Durante más de una década, la Policía Nacional ha sido una institución sometida la instrumentalización política partidaria de Ortega, con la complicidad de los jefes policiales Aminta Granera, Róger Ramírez, y Francisco Díaz. Ellos han sido, en diferentes etapas del régimen, corresponsables de los actos delincuenciales en que se vio involucrada la Policía, la represión, y las torturas. Diseñaron una institución sin autoridad ni jefe institucional, para que fuera teledirigida desde El Carmen por Ortega y Murillo, hasta que desembocó en la matanza. En consecuencia, no solamente todos los altos jefes de la Policía deben ser separados de sus cargos y sometidos a una investigación, sino también sus máximos responsables Ortega y Murillo. El presidente y su esposa vicepresidenta tienen las manos manchadas de sangre, y si antes estaban cuestionados en su legitimidad constitucional, ahora también están moralmente inhabilitados para gobernar. Este es el punto medular del Diálogo Nacional al que ha convocado el Gobierno con la mediación de los obispos de la Conferencia Episcopal. No existe ninguna separación entre el clamor nacional de verdad, justicia y castigo a los culpables de la masacre, y la salida inmediata del poder de Ortega y Murillo.
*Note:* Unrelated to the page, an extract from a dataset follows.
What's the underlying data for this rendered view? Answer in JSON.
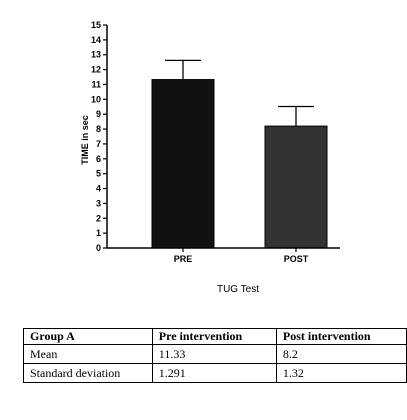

Ambos representan las dos caras de la moneda del mismo problema nacional, el nudo de la crisis de desgobierno que hay que desatar para dar paso a una reforma política que permita convocar a elecciones anticipadas, con plenas garantías para todos.
¿Cómo establecer la verdad y la justicia, bajo una dictadura que se burla de la sangre de los caídos al ofrecer un remedo de investigación a cargo de su Fiscalía y su Parlamento? Nicaragua urge una Comisión de la Verdad independiente, liderada por la CIDH-OEA para esclarecer los crímenes causados por la represión, identificar a los responsables y someterlos a la justicia. En septiembre de 1978, después del genocidio perpetrado por la Guardia Nacional contra la población civil, Somoza aceptó la visita de la CIDH de la OEA para investigar y documentar las violaciones a los derechos humanos. Ortega tampoco puede rehusarse a aceptar la visita de la CIDH, si los Gobiernos del continente demandan la aplicación de los mecanismos contemplados en la Carta Democrática.
La salida de la dictadura por la vía pacífica solo será posible si a la par del diálogo nacional se mantiene el estado de movilización que ha liderado el movimiento estudiantil autoconvocado. Pero se necesita también el concurso de las fuerzas económicas empresariales, de los sandinistas que aspiran a reformar al partido FSLN secuestrado por el orteguismo, y la presión de la comunidad internacional. Después del dolor de la matanza, está naciendo una esperanza de unidad para honrar la deuda del país con el legado de mi padre, asesinado hace 40 años, para que Nicaragua vuelva a ser República. Ese también debe ser nuestro homenaje con la memoria de todos los que han muerto bajo la nueva dictadura.